Blaine didn't know how long they sat, wrapped in each others' arms, before a nurse wheeled little Eva out to them, setting her in front of them, facing them. She was still sleeping peacefully, her head lolled onto one shoulder. Her right leg was completely encased in a giant cast, wrapped over with bright pink tape.
"Mr. Hummel," the nurse spoke gently. Kurt turned to look at the woman who reminded him so much of Carole. "Before we can release Eva, I need to go over some paper work with you."
"Oh." Kurt looked at Eva, then at Blaine. "I guess I could..."
Kurt reached out for the wheelchair, but Blaine stopped him.
"Leave her," Blaine offered. "I'll keep an eye on her."
"Are you sure?" Kurt asked around a yawn.
"Yes, Kurt." Blaine slapped his hand playfully with a smile. "Now go. I'll let Dave know we're coming home."
Kurt smiled when he turned to leave, wondering if Blaine realized what he had just said.
Blaine looked over the poor girl in the wheelchair. So much going on in her head that no one seemed to understand. Blaine hoped against hope that someday Kurt could find the answer. If anyone could do it, Kurt definitely could.

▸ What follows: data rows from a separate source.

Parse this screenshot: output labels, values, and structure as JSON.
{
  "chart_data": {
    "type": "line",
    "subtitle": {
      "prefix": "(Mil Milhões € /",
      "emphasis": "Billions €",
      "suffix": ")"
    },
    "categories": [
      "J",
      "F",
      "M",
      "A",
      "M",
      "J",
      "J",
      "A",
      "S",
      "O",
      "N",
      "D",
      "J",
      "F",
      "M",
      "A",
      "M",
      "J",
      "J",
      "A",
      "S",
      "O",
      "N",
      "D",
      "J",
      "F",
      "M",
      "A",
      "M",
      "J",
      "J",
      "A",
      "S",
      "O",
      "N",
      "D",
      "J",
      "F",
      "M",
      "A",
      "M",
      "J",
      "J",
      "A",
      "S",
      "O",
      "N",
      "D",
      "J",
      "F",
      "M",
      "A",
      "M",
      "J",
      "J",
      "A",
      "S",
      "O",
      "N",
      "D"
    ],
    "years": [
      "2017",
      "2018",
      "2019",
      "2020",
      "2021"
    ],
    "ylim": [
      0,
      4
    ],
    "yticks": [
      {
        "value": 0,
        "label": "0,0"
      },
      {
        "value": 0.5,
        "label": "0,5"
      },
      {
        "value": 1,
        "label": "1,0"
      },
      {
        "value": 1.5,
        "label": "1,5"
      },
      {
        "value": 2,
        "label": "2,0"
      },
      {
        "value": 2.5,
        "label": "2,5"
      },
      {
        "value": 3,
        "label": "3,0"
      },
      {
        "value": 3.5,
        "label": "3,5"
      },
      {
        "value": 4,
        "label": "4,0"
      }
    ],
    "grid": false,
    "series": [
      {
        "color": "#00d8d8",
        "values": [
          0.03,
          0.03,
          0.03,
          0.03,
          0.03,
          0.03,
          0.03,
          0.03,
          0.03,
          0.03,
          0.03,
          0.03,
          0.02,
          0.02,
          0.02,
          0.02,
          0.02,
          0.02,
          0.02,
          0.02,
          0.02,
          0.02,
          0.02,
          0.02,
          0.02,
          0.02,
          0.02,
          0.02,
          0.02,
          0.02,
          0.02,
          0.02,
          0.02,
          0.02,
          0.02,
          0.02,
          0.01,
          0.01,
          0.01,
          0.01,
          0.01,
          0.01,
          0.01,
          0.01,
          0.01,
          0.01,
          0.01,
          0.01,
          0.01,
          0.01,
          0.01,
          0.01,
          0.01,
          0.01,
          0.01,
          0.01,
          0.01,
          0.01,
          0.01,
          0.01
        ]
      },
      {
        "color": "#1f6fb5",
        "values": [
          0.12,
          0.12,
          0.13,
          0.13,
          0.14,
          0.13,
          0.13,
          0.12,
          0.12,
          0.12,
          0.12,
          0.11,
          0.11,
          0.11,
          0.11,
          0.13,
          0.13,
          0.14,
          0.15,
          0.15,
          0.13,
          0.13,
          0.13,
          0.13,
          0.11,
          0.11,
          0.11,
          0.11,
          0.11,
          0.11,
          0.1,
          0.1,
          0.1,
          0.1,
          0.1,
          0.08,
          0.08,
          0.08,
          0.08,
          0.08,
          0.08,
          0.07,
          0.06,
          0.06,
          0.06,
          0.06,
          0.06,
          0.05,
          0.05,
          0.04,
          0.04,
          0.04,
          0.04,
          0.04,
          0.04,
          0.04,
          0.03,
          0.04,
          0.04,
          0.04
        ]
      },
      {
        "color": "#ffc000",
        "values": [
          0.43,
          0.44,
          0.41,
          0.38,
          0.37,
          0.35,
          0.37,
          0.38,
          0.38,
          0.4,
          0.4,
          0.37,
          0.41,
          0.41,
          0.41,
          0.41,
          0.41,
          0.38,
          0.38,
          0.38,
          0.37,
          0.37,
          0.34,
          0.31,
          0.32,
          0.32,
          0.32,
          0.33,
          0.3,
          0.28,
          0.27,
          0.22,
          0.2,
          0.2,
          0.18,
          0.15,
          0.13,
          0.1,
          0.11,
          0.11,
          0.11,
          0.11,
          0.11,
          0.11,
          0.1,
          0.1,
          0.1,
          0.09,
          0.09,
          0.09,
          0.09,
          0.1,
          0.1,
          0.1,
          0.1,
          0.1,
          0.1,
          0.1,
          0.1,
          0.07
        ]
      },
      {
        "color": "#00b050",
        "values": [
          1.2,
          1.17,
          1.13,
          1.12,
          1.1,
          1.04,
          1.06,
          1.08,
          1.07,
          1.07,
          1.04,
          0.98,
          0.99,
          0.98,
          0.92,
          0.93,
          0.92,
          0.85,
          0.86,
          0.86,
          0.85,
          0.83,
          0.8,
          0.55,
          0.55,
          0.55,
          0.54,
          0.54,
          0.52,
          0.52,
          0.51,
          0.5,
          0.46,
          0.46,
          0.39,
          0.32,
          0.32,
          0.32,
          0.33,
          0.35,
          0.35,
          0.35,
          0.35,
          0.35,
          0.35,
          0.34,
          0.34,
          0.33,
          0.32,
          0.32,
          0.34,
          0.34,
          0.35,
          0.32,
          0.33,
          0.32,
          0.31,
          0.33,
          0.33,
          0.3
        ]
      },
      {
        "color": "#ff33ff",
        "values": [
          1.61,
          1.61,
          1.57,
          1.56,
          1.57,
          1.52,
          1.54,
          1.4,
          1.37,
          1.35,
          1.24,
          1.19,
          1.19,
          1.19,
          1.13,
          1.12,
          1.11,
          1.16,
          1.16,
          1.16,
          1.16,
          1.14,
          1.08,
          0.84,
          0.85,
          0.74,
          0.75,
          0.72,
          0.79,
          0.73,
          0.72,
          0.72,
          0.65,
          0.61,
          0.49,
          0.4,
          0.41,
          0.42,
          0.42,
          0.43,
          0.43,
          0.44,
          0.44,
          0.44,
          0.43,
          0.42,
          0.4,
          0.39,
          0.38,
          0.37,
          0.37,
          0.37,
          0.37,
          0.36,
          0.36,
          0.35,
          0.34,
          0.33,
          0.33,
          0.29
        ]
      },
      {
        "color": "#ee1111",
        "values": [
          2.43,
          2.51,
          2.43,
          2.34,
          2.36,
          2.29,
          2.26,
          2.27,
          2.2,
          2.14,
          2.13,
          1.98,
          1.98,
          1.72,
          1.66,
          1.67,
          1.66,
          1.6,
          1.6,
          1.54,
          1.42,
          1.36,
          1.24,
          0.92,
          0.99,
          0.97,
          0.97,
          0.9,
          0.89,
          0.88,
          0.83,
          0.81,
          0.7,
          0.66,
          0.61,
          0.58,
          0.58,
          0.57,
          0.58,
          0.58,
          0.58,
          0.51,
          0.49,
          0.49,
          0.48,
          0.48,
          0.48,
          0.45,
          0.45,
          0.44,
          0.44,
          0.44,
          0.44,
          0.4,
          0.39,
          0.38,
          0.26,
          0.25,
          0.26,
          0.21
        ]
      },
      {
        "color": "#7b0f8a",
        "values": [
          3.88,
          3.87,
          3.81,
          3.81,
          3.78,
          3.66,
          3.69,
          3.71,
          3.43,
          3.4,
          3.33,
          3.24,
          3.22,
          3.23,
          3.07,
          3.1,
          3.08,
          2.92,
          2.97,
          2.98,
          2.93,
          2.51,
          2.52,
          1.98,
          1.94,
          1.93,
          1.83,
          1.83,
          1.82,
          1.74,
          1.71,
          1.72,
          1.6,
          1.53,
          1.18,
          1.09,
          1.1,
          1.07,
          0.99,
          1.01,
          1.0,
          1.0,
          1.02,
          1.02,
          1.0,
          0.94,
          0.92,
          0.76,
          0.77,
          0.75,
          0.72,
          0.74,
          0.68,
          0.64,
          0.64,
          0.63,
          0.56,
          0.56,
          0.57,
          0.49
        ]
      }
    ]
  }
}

Blaine pulled out his iPhone and squinted at the bright screen.
2:45 a.m.
Jesus Christ. Wasn't it just three in the afternoon not a little while ago? How did it get so late? Blaine had a ton of missed messages, but when he noticed who they were all from, he cleared them all without opening a single one.
He started to compose his text to Dave, shuddering a little at the sound of his keypad tone as he pressed the letters.
'Ugh, that's loud.'
Blaine heard a tiny whimper as Eva reacted to the sound of his phone beeping.
'Oh, no.'
Blaine shushed her gently, not wanting her to wake up, and not just because she was hurt. Blaine knew she could be slightly volatile, and he didn't know how to handle her. He felt, in some ways, like he was babysitting a tiny grenade. He wanted to know Eva, he just needed Kurt to tell him how.

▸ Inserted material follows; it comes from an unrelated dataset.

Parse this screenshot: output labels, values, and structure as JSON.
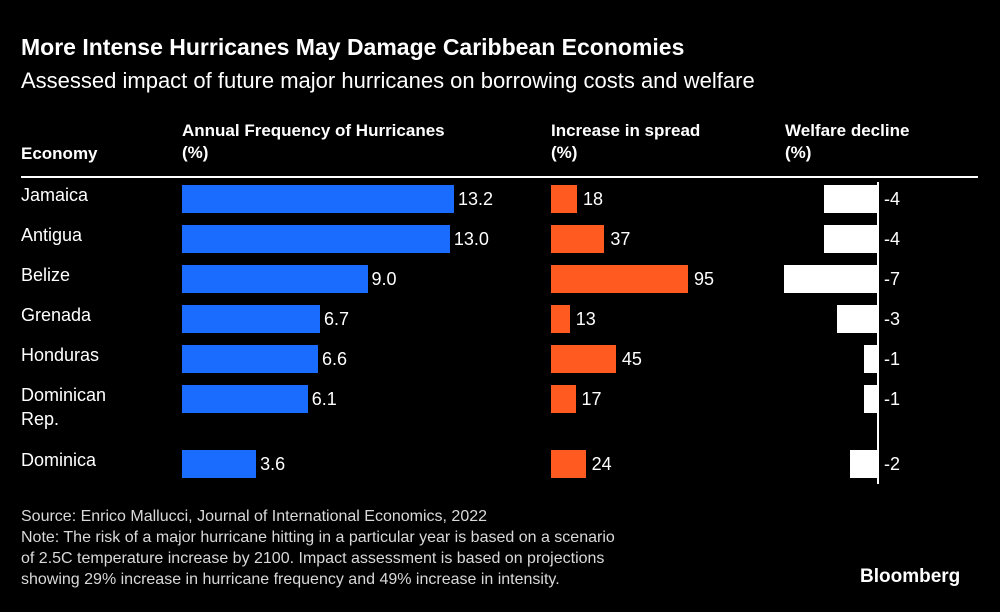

The girl opened two brown eyes, blinking slowly, and looked at him. She cocked her head as she looked over his face. Blaine expected her to come to completely and, realizing Kurt was no where to be seen, start screaming.

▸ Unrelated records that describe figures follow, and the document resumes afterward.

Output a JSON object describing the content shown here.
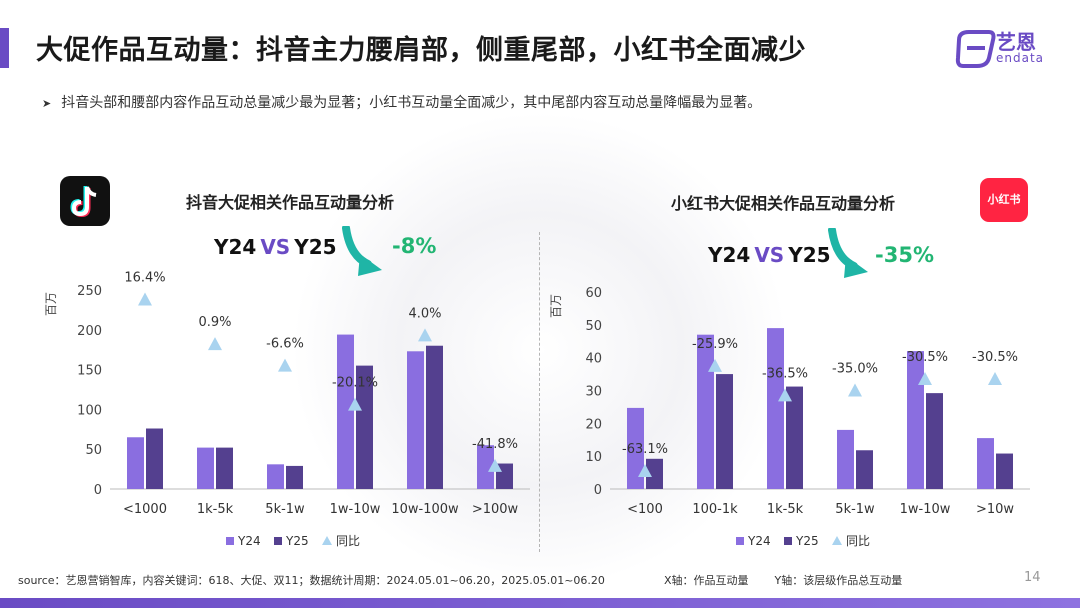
{
  "header": {
    "title": "大促作品互动量：抖音主力腰肩部，侧重尾部，小红书全面减少",
    "bullet": "抖音头部和腰部内容作品互动总量减少最为显著；小红书互动量全面减少，其中尾部内容互动总量降幅最为显著。",
    "logo_text": "艺恩",
    "logo_sub": "endata"
  },
  "colors": {
    "y24": "#8a6ee0",
    "y25": "#54408f",
    "yoy": "#a9d3ef",
    "accent": "#6a4bc4",
    "green": "#22b573"
  },
  "douyin": {
    "vs_left": "Y24",
    "vs_mid": "VS",
    "vs_right": "Y25",
    "change": "-8%"
  },
  "xhs": {
    "icon_label": "小红书",
    "vs_left": "Y24",
    "vs_mid": "VS",
    "vs_right": "Y25",
    "change": "-35%"
  },
  "chart_data": [
    {
      "type": "bar",
      "title": "抖音大促相关作品互动量分析",
      "ylabel": "百万",
      "ylim": [
        0,
        250
      ],
      "yticks": [
        0,
        50,
        100,
        150,
        200,
        250
      ],
      "categories": [
        "<1000",
        "1k-5k",
        "5k-1w",
        "1w-10w",
        "10w-100w",
        ">100w"
      ],
      "series": [
        {
          "name": "Y24",
          "values": [
            65,
            52,
            31,
            194,
            173,
            55
          ]
        },
        {
          "name": "Y25",
          "values": [
            76,
            52,
            29,
            155,
            180,
            32
          ]
        }
      ],
      "yoy": {
        "name": "同比",
        "labels": [
          "16.4%",
          "0.9%",
          "-6.6%",
          "-20.1%",
          "4.0%",
          "-41.8%"
        ],
        "marker_y": [
          238,
          182,
          155,
          106,
          193,
          29
        ]
      },
      "legend": "bottom"
    },
    {
      "type": "bar",
      "title": "小红书大促相关作品互动量分析",
      "ylabel": "百万",
      "ylim": [
        0,
        60
      ],
      "yticks": [
        0,
        10,
        20,
        30,
        40,
        50,
        60
      ],
      "categories": [
        "<100",
        "100-1k",
        "1k-5k",
        "5k-1w",
        "1w-10w",
        ">10w"
      ],
      "series": [
        {
          "name": "Y24",
          "values": [
            24.7,
            47,
            49,
            18,
            42,
            15.5
          ]
        },
        {
          "name": "Y25",
          "values": [
            9.2,
            35,
            31.2,
            11.8,
            29.2,
            10.8
          ]
        }
      ],
      "yoy": {
        "name": "同比",
        "labels": [
          "-63.1%",
          "-25.9%",
          "-36.5%",
          "-35.0%",
          "-30.5%",
          "-30.5%"
        ],
        "marker_y": [
          5.5,
          37.5,
          28.5,
          30,
          33.5,
          33.5
        ]
      },
      "legend": "bottom"
    }
  ],
  "footer": {
    "source": "source：艺恩营销智库，内容关键词：618、大促、双11；数据统计周期：2024.05.01~06.20，2025.05.01~06.20",
    "x_axis_note": "X轴：作品互动量",
    "y_axis_note": "Y轴：该层级作品总互动量",
    "page": "14"
  }
}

But she only looked at him in a curious way. Her eyes swept back and forth over his hair, curls sticking out in almost all directions from the amount of times he had run his hands through his hair. Eva raised a hand and pulled at her own curls. Then she reached a slow, shaky hand towards Blaine. Blaine squinted his eyes as he looked at Eva. Then he realized what she was looking at. His hair was curly, alot like hers. No one else in the house had curly hair. Blaine leaned over cautiously, and let the little girl run her fingers through his hair. She grabbed one curl in particular and tugged on it gently, letting go and watching it bounce back into place. When he heard the girl giggle he looked up and smiled.
"Like me," she said clearly. "Your hair, like me."
Blaine's smile widened.
"Yeah," he said in response. "I have curly hair like you."
Eva giggled again, dancing her fingers through his hair. When she seemed to have her fill of playing with his curls, she tapped on his forehead, a silent indicator for him to sit up. Blaine did, looking at Eva with a bright smile as she wiggled her fingers and pointed at him.
"Blaine like Eva all the time, everyday, all morning," the tired girl mumbled brightly.
Blaine's eyes went wide.
"You know my name," Blaine said matter-of-factly.
Eva nodded.
"All the time, everyday, all morning."
Blaine smiled.
Eva reached out a hand, and Blaine tentatively took it, moving forward in his chair to get a little closer to the girl.
"Blaine and Eva," Eva repeated, closing her eyes, and putting Blaine's hand to her face.
"All the time..." she yawned. "Every day...all morning."
Soon, Eva drifted back to sleep, still clutching Blaine's hand.
Blaine heard a soft gasp and turned to see Kurt staring at them with tears in his eyes.